Here's a little inside baseball (about a football scandal) that's either an example of blogger-on-blogger crime or merely a notable coincidence.
I'm leaning hard toward the latter.
Sports Illustrated today published a story about the Oklahoma State University football program that painted a not-at-all-surprising picture of players receiving envelops filled with cash, most of it petty but some more substantial. In reading online reactions to the SI piece, I first noticed this one from Deadspin writer Tom Ley, which drew attention to the article's "most important part," its final paragraph:
Ley's point: The real scandal here is that athletes whose full-time work generates millions of dollars sometimes don't have pizza money in their pockets.
Right after reading that I spotted another bit of commentary from Business Insider writer Tony Manfred highlighting the story's "most important thing," namely that same final paragraph.
Manfred's point: The real scandal here is that athletes whose full-time work generates millions of dollars sometimes don't have pizza money in their pockets.
Being a suspicious sort (and knowing this business) my first thought was that one of these writers ripped off the other. However, a look at the time stamps on the blog posts shows that while Manfred got there first, his item appears to have been published only 17 minutes ahead of Ley's. That brief of a gap suggests coincidence as the more likely explanation. (Though it's worth noting that some publishing systems, such as Drupal, which I am using at the moment, issue a time stamp that indicates when a file was created, not when it was published.)

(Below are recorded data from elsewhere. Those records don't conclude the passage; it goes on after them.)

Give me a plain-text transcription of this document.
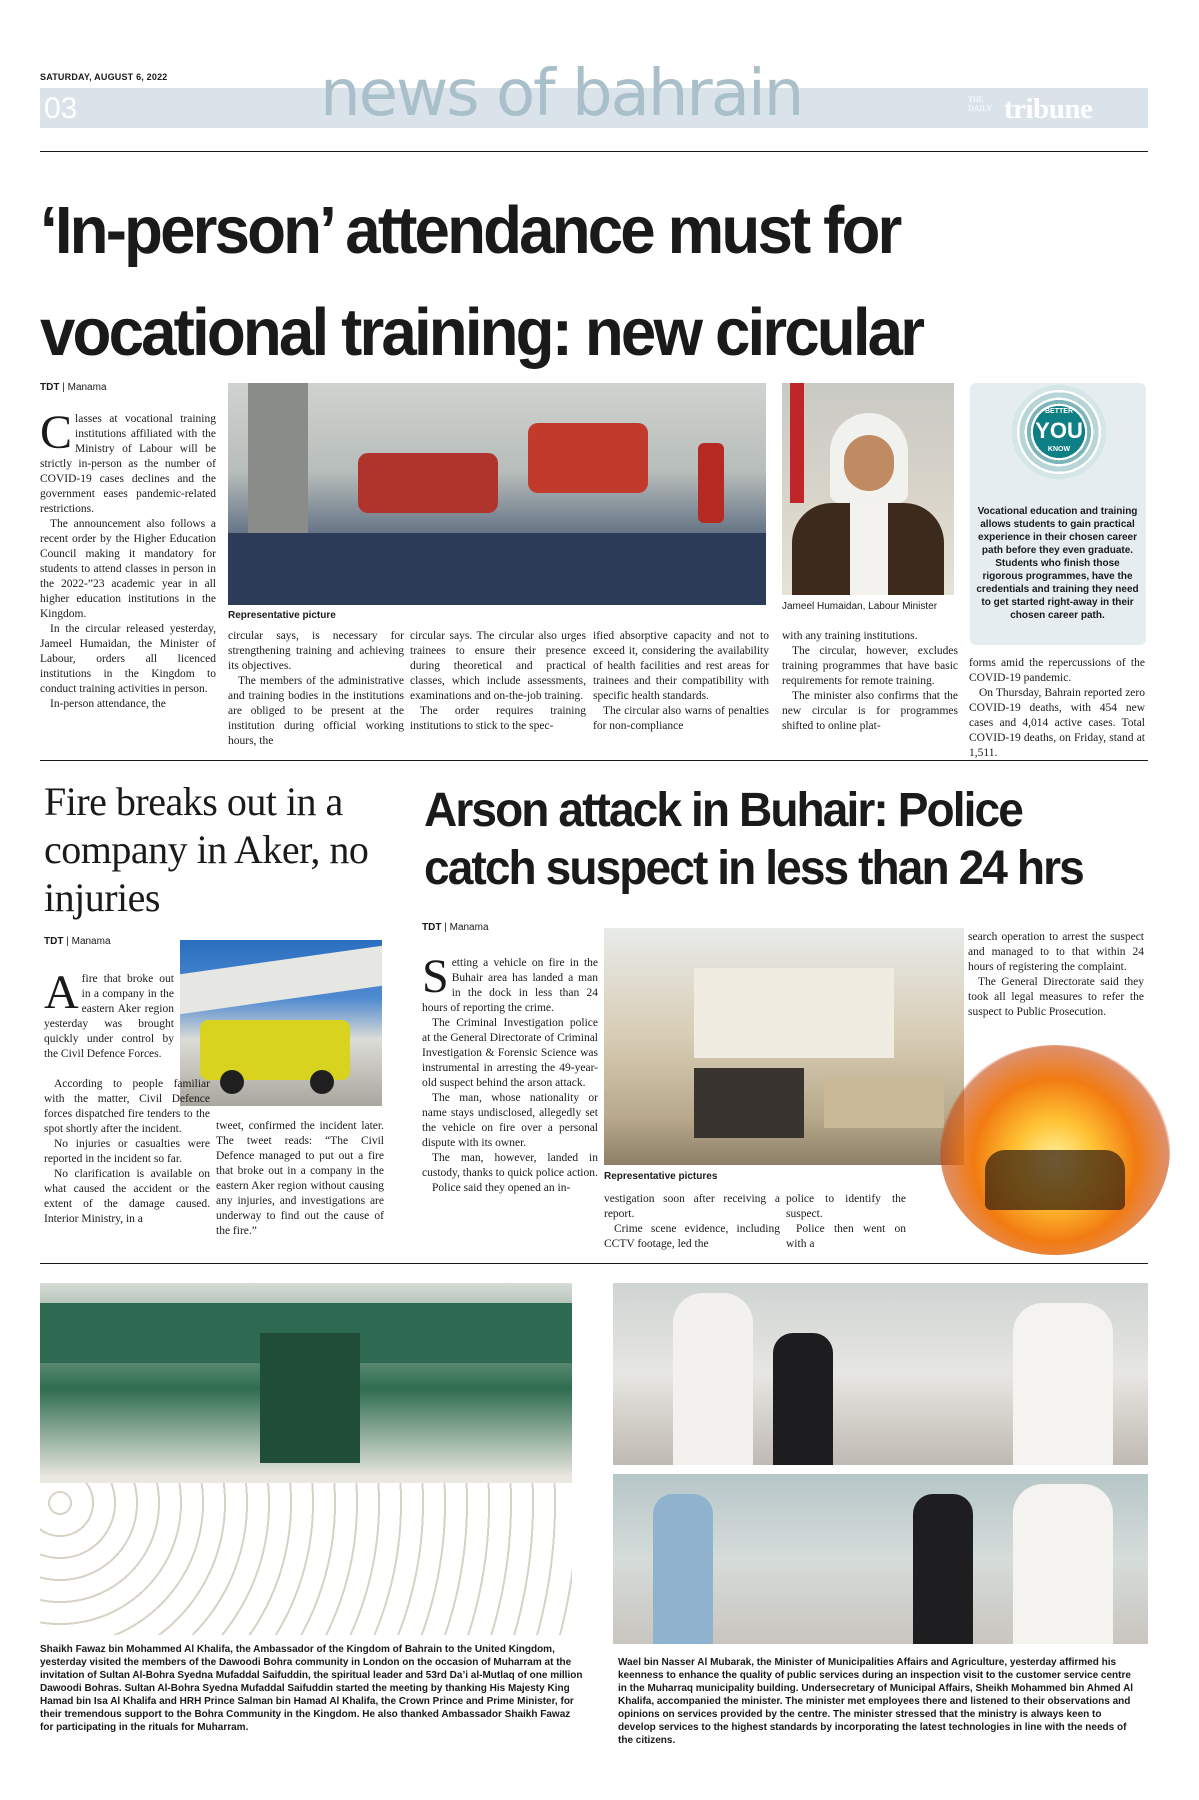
SATURDAY, AUGUST 6, 2022
03	news of bahrain	THE DAILY tribune
‘In-person’ attendance must for
vocational training: new circular
TDT | Manama

Classes at vocational training institutions affiliated with the Ministry of Labour will be strictly in-person as the number of COVID-19 cases declines and the government eases pandemic-related restrictions.

The announcement also follows a recent order by the Higher Education Council making it mandatory for students to attend classes in person in the 2022-”23 academic year in all higher education institutions in the Kingdom.

In the circular released yesterday, Jameel Humaidan, the Minister of Labour, orders all licenced institutions in the Kingdom to conduct training activities in person.

In-person attendance, the

Representative picture
Jameel Humaidan, Labour Minister
BETTER
YOU
KNOW
Vocational education and training allows students to gain practical experience in their chosen career path before they even graduate. Students who finish those rigorous programmes, have the credentials and training they need to get started right-away in their chosen career path.

circular says, is necessary for strengthening training and achieving its objectives.

The members of the administrative and training bodies in the institutions are obliged to be present at the institution during official working hours, the

circular says. The circular also urges trainees to ensure their presence during theoretical and practical classes, which include assessments, examinations and on-the-job training.

The order requires training institutions to stick to the spec-

ified absorptive capacity and not to exceed it, considering the availability of health facilities and rest areas for trainees and their compatibility with specific health standards.

The circular also warns of penalties for non-compliance

with any training institutions.

The circular, however, excludes training programmes that have basic requirements for remote training.

The minister also confirms that the new circular is for programmes shifted to online plat-

forms amid the repercussions of the COVID-19 pandemic.

On Thursday, Bahrain reported zero COVID-19 deaths, with 454 new cases and 4,014 active cases. Total COVID-19 deaths, on Friday, stand at 1,511.

Fire breaks out in a company in Aker, no injuries
TDT | Manama

Afire that broke out in a company in the eastern Aker region yesterday was brought quickly under control by the Civil Defence Forces.

According to people familiar with the matter, Civil Defence forces dispatched fire tenders to the spot shortly after the incident.

No injuries or casualties were reported in the incident so far.

No clarification is available on what caused the accident or the extent of the damage caused. Interior Ministry, in a

tweet, confirmed the incident later. The tweet reads: “The Civil Defence managed to put out a fire that broke out in a company in the eastern Aker region without causing any injuries, and investigations are underway to find out the cause of the fire.”

Arson attack in Buhair: Police
catch suspect in less than 24 hrs
TDT | Manama

Setting a vehicle on fire in the Buhair area has landed a man in the dock in less than 24 hours of reporting the crime.

The Criminal Investigation police at the General Directorate of Criminal Investigation & Forensic Science was instrumental in arresting the 49-year-old suspect behind the arson attack.

The man, whose nationality or name stays undisclosed, allegedly set the vehicle on fire over a personal dispute with its owner.

The man, however, landed in custody, thanks to quick police action.

Police said they opened an in-

search operation to arrest the suspect and managed to to that within 24 hours of registering the complaint.

The General Directorate said they took all legal measures to refer the suspect to Public Prosecution.

Representative pictures

vestigation soon after receiving a report.

Crime scene evidence, including CCTV footage, led the

police to identify the suspect.

Police then went on with a

Shaikh Fawaz bin Mohammed Al Khalifa, the Ambassador of the Kingdom of Bahrain to the United Kingdom, yesterday visited the members of the Dawoodi Bohra community in London on the occasion of Muharram at the invitation of Sultan Al-Bohra Syedna Mufaddal Saifuddin, the spiritual leader and 53rd Da’i al-Mutlaq of one million Dawoodi Bohras. Sultan Al-Bohra Syedna Mufaddal Saifuddin started the meeting by thanking His Majesty King Hamad bin Isa Al Khalifa and HRH Prince Salman bin Hamad Al Khalifa, the Crown Prince and Prime Minister, for their tremendous support to the Bohra Community in the Kingdom. He also thanked Ambassador Shaikh Fawaz for participating in the rituals for Muharram.
Wael bin Nasser Al Mubarak, the Minister of Municipalities Affairs and Agriculture, yesterday affirmed his keenness to enhance the quality of public services during an inspection visit to the customer service centre in the Muharraq municipality building. Undersecretary of Municipal Affairs, Sheikh Mohammed bin Ahmed Al Khalifa, accompanied the minister. The minister met employees there and listened to their observations and opinions on services provided by the centre. The minister stressed that the ministry is always keen to develop services to the highest standards by incorporating the latest technologies in line with the needs of the citizens.
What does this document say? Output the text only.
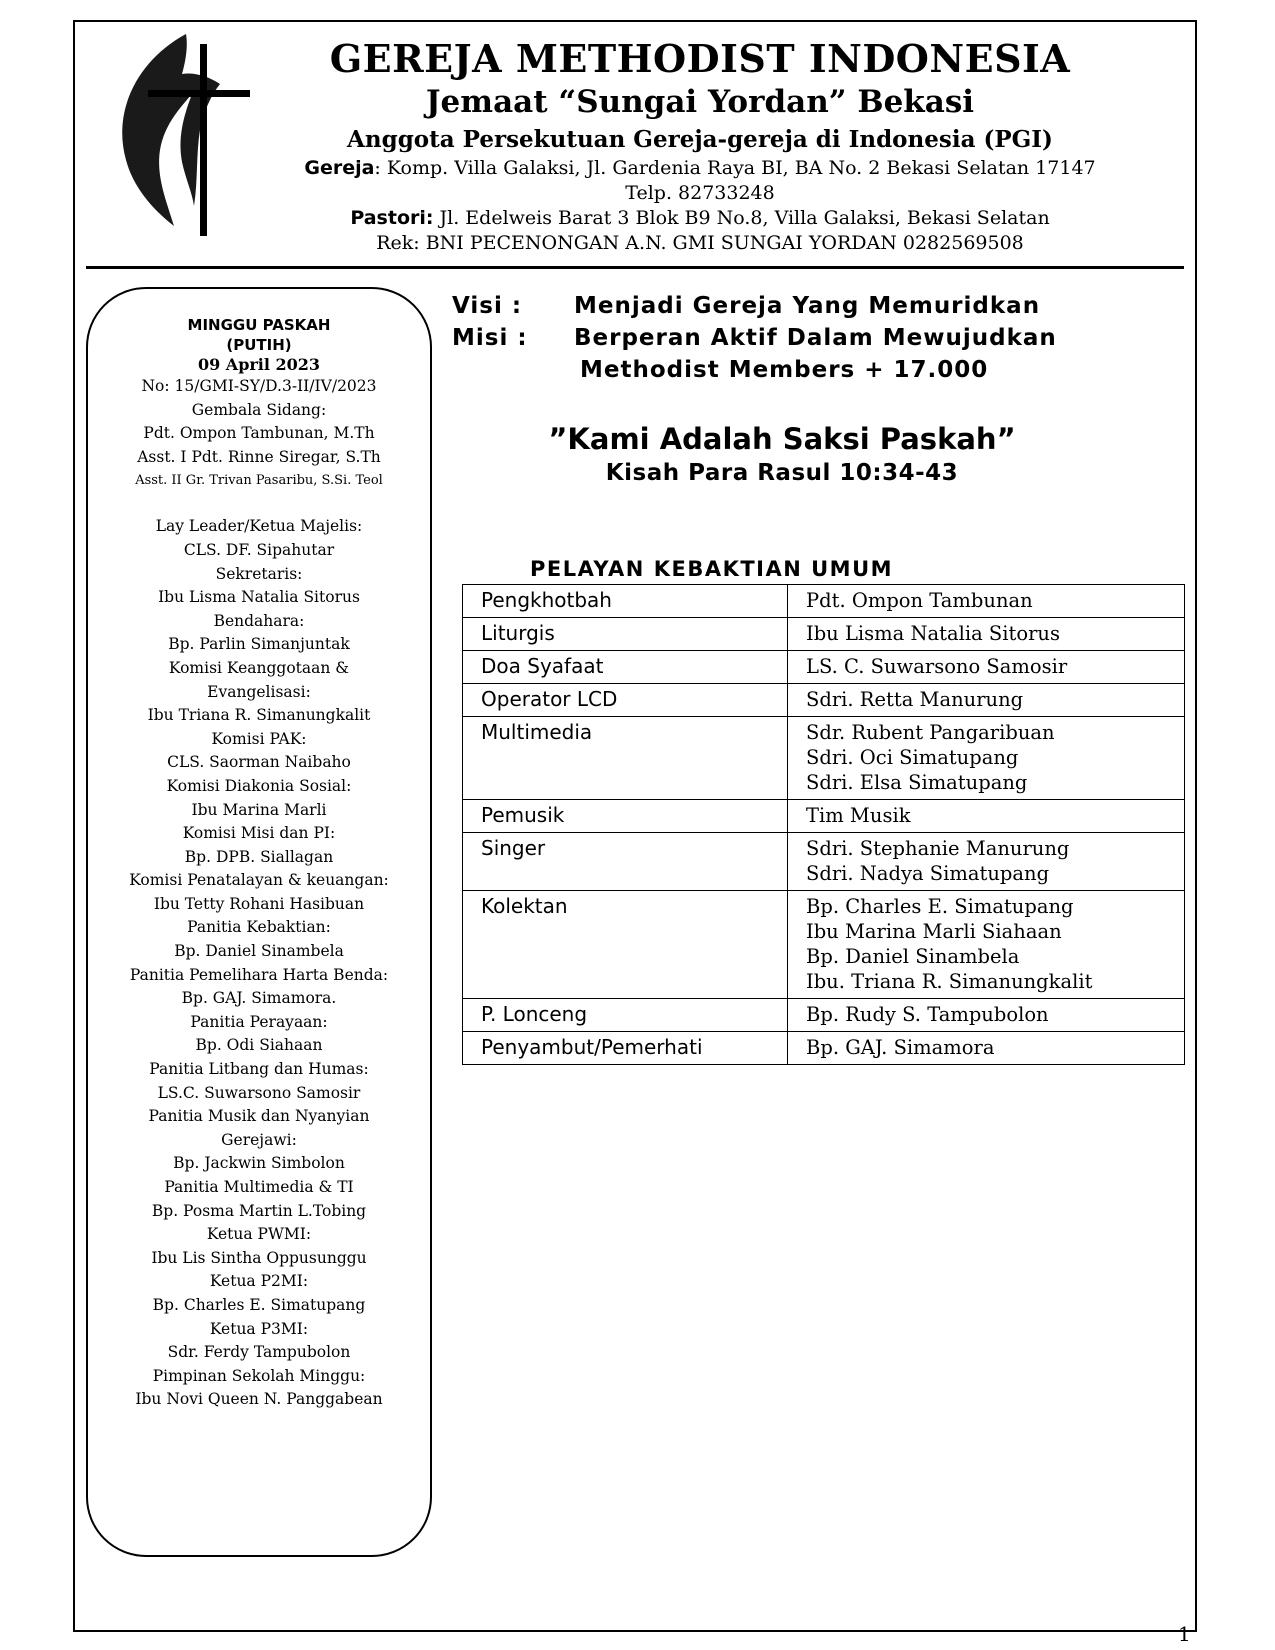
GEREJA METHODIST INDONESIA
Jemaat “Sungai Yordan” Bekasi
Anggota Persekutuan Gereja-gereja di Indonesia (PGI)
Gereja: Komp. Villa Galaksi, Jl. Gardenia Raya BI, BA No. 2 Bekasi Selatan 17147
Telp. 82733248
Pastori: Jl. Edelweis Barat 3 Blok B9 No.8, Villa Galaksi, Bekasi Selatan
Rek: BNI PECENONGAN A.N. GMI SUNGAI YORDAN 0282569508
MINGGU PASKAH
(PUTIH)
09 April 2023
No: 15/GMI-SY/D.3-II/IV/2023
Gembala Sidang:
Pdt. Ompon Tambunan, M.Th
Asst. I Pdt. Rinne Siregar, S.Th
Asst. II Gr. Trivan Pasaribu, S.Si. Teol
Lay Leader/Ketua Majelis:
CLS. DF. Sipahutar
Sekretaris:
Ibu Lisma Natalia Sitorus
Bendahara:
Bp. Parlin Simanjuntak
Komisi Keanggotaan &
Evangelisasi:
Ibu Triana R. Simanungkalit
Komisi PAK:
CLS. Saorman Naibaho
Komisi Diakonia Sosial:
Ibu Marina Marli
Komisi Misi dan PI:
Bp. DPB. Siallagan
Komisi Penatalayan & keuangan:
Ibu Tetty Rohani Hasibuan
Panitia Kebaktian:
Bp. Daniel Sinambela
Panitia Pemelihara Harta Benda:
Bp. GAJ. Simamora.
Panitia Perayaan:
Bp. Odi Siahaan
Panitia Litbang dan Humas:
LS.C. Suwarsono Samosir
Panitia Musik dan Nyanyian
Gerejawi:
Bp. Jackwin Simbolon
Panitia Multimedia & TI
Bp. Posma Martin L.Tobing
Ketua PWMI:
Ibu Lis Sintha Oppusunggu
Ketua P2MI:
Bp. Charles E. Simatupang
Ketua P3MI:
Sdr. Ferdy Tampubolon
Pimpinan Sekolah Minggu:
Ibu Novi Queen N. Panggabean
Visi :	Menjadi Gereja Yang Memuridkan
Misi :	Berperan Aktif Dalam Mewujudkan
Methodist Members + 17.000
”Kami Adalah Saksi Paskah”
Kisah Para Rasul 10:34-43
PELAYAN KEBAKTIAN UMUM
Pengkhotbah	Pdt. Ompon Tambunan

Liturgis	Ibu Lisma Natalia Sitorus

Doa Syafaat	LS. C. Suwarsono Samosir

Operator LCD	Sdri. Retta Manurung

Multimedia	Sdr. Rubent Pangaribuan
Sdri. Oci Simatupang
Sdri. Elsa Simatupang

Pemusik	Tim Musik

Singer	Sdri. Stephanie Manurung
Sdri. Nadya Simatupang

Kolektan	Bp. Charles E. Simatupang
Ibu Marina Marli Siahaan
Bp. Daniel Sinambela
Ibu. Triana R. Simanungkalit

P. Lonceng	Bp. Rudy S. Tampubolon

Penyambut/Pemerhati	Bp. GAJ. Simamora
1
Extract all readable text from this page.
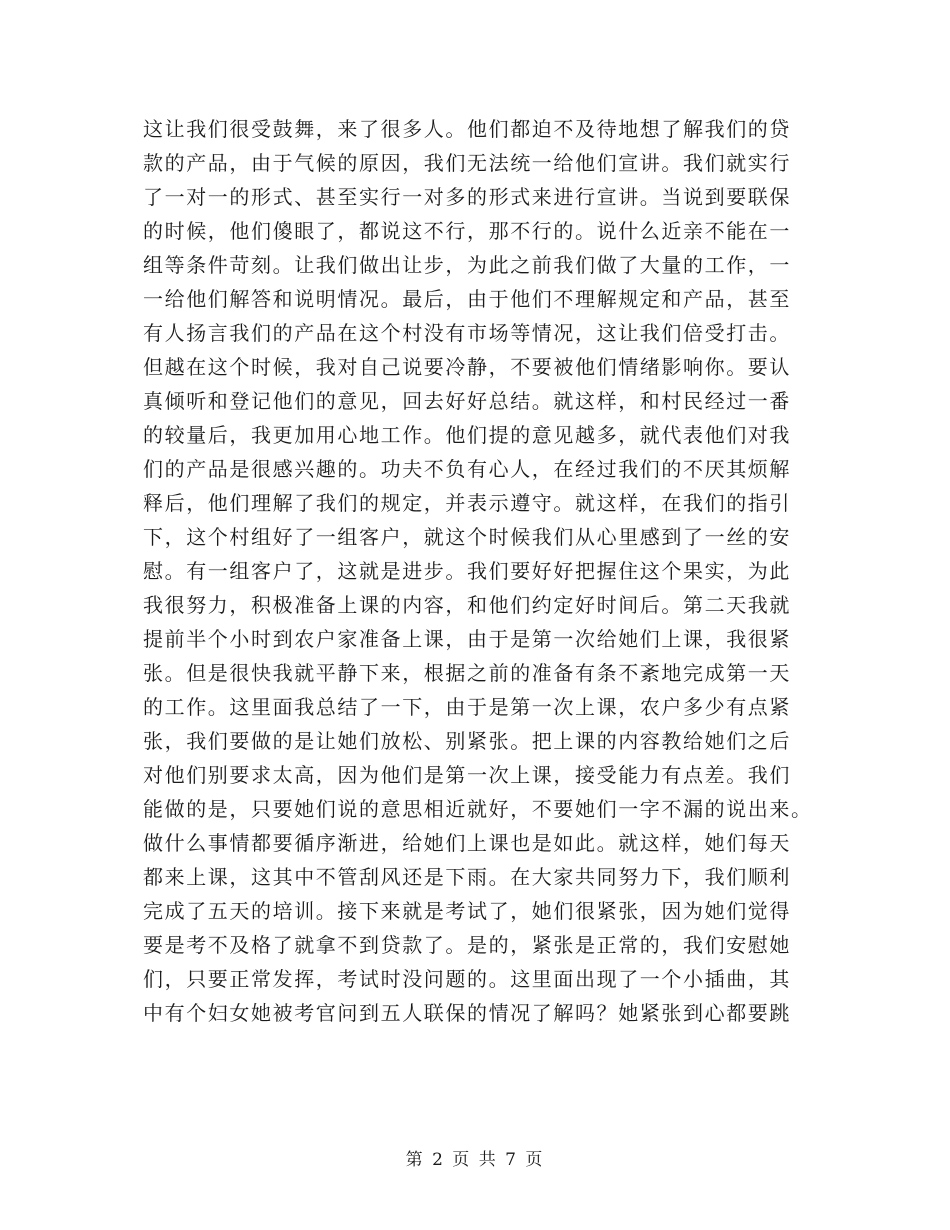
这让我们很受鼓舞，来了很多人。他们都迫不及待地想了解我们的贷
款的产品，由于气候的原因，我们无法统一给他们宣讲。我们就实行
了一对一的形式、甚至实行一对多的形式来进行宣讲。当说到要联保
的时候，他们傻眼了，都说这不行，那不行的。说什么近亲不能在一
组等条件苛刻。让我们做出让步，为此之前我们做了大量的工作，一
一给他们解答和说明情况。最后，由于他们不理解规定和产品，甚至
有人扬言我们的产品在这个村没有市场等情况，这让我们倍受打击。
但越在这个时候，我对自己说要冷静，不要被他们情绪影响你。要认
真倾听和登记他们的意见，回去好好总结。就这样，和村民经过一番
的较量后，我更加用心地工作。他们提的意见越多，就代表他们对我
们的产品是很感兴趣的。功夫不负有心人，在经过我们的不厌其烦解
释后，他们理解了我们的规定，并表示遵守。就这样，在我们的指引
下，这个村组好了一组客户，就这个时候我们从心里感到了一丝的安
慰。有一组客户了，这就是进步。我们要好好把握住这个果实，为此
我很努力，积极准备上课的内容，和他们约定好时间后。第二天我就
提前半个小时到农户家准备上课，由于是第一次给她们上课，我很紧
张。但是很快我就平静下来，根据之前的准备有条不紊地完成第一天
的工作。这里面我总结了一下，由于是第一次上课，农户多少有点紧
张，我们要做的是让她们放松、别紧张。把上课的内容教给她们之后
对他们别要求太高，因为他们是第一次上课，接受能力有点差。我们
能做的是，只要她们说的意思相近就好，不要她们一字不漏的说出来。
做什么事情都要循序渐进，给她们上课也是如此。就这样，她们每天
都来上课，这其中不管刮风还是下雨。在大家共同努力下，我们顺利
完成了五天的培训。接下来就是考试了，她们很紧张，因为她们觉得
要是考不及格了就拿不到贷款了。是的，紧张是正常的，我们安慰她
们，只要正常发挥，考试时没问题的。这里面出现了一个小插曲，其
中有个妇女她被考官问到五人联保的情况了解吗？她紧张到心都要跳
第 2 页 共 7 页
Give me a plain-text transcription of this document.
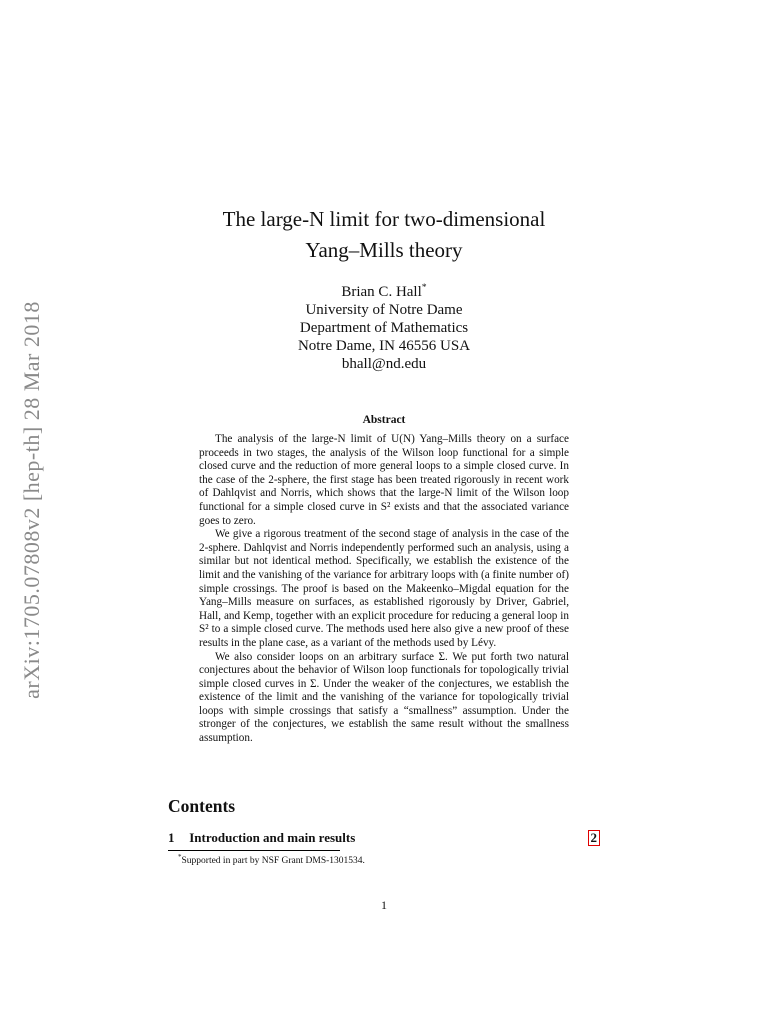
arXiv:1705.07808v2 [hep-th] 28 Mar 2018
The large-N limit for two-dimensional
Yang–Mills theory
Brian C. Hall*
University of Notre Dame
Department of Mathematics
Notre Dame, IN 46556 USA
bhall@nd.edu
Abstract

The analysis of the large-N limit of U(N) Yang–Mills theory on a surface proceeds in two stages, the analysis of the Wilson loop functional for a simple closed curve and the reduction of more general loops to a simple closed curve. In the case of the 2-sphere, the first stage has been treated rigorously in recent work of Dahlqvist and Norris, which shows that the large-N limit of the Wilson loop functional for a simple closed curve in S² exists and that the associated variance goes to zero.

We give a rigorous treatment of the second stage of analysis in the case of the 2-sphere. Dahlqvist and Norris independently performed such an analysis, using a similar but not identical method. Specifically, we establish the existence of the limit and the vanishing of the variance for arbitrary loops with (a finite number of) simple crossings. The proof is based on the Makeenko–Migdal equation for the Yang–Mills measure on surfaces, as established rigorously by Driver, Gabriel, Hall, and Kemp, together with an explicit procedure for reducing a general loop in S² to a simple closed curve. The methods used here also give a new proof of these results in the plane case, as a variant of the methods used by Lévy.

We also consider loops on an arbitrary surface Σ. We put forth two natural conjectures about the behavior of Wilson loop functionals for topologically trivial simple closed curves in Σ. Under the weaker of the conjectures, we establish the existence of the limit and the vanishing of the variance for topologically trivial loops with simple crossings that satisfy a “smallness” assumption. Under the stronger of the conjectures, we establish the same result without the smallness assumption.

Contents
1 Introduction and main results	2
*Supported in part by NSF Grant DMS-1301534.
1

So I'm calling it a coincidence, absent any compelling evidence of journalistic thievery.
And as for the single point the two bloggers offered? Well, that was well worth making twice.
(Update: Not that either needed to do so, but Ley and Manfred have tweeted to me their assurances that this was indeed a coincidence. Ley even included photographic “evidence” in the form of a screen capture of a group chat among Deadspin staffers where his take on the SI story was proposed. Case, such as it was, closed.)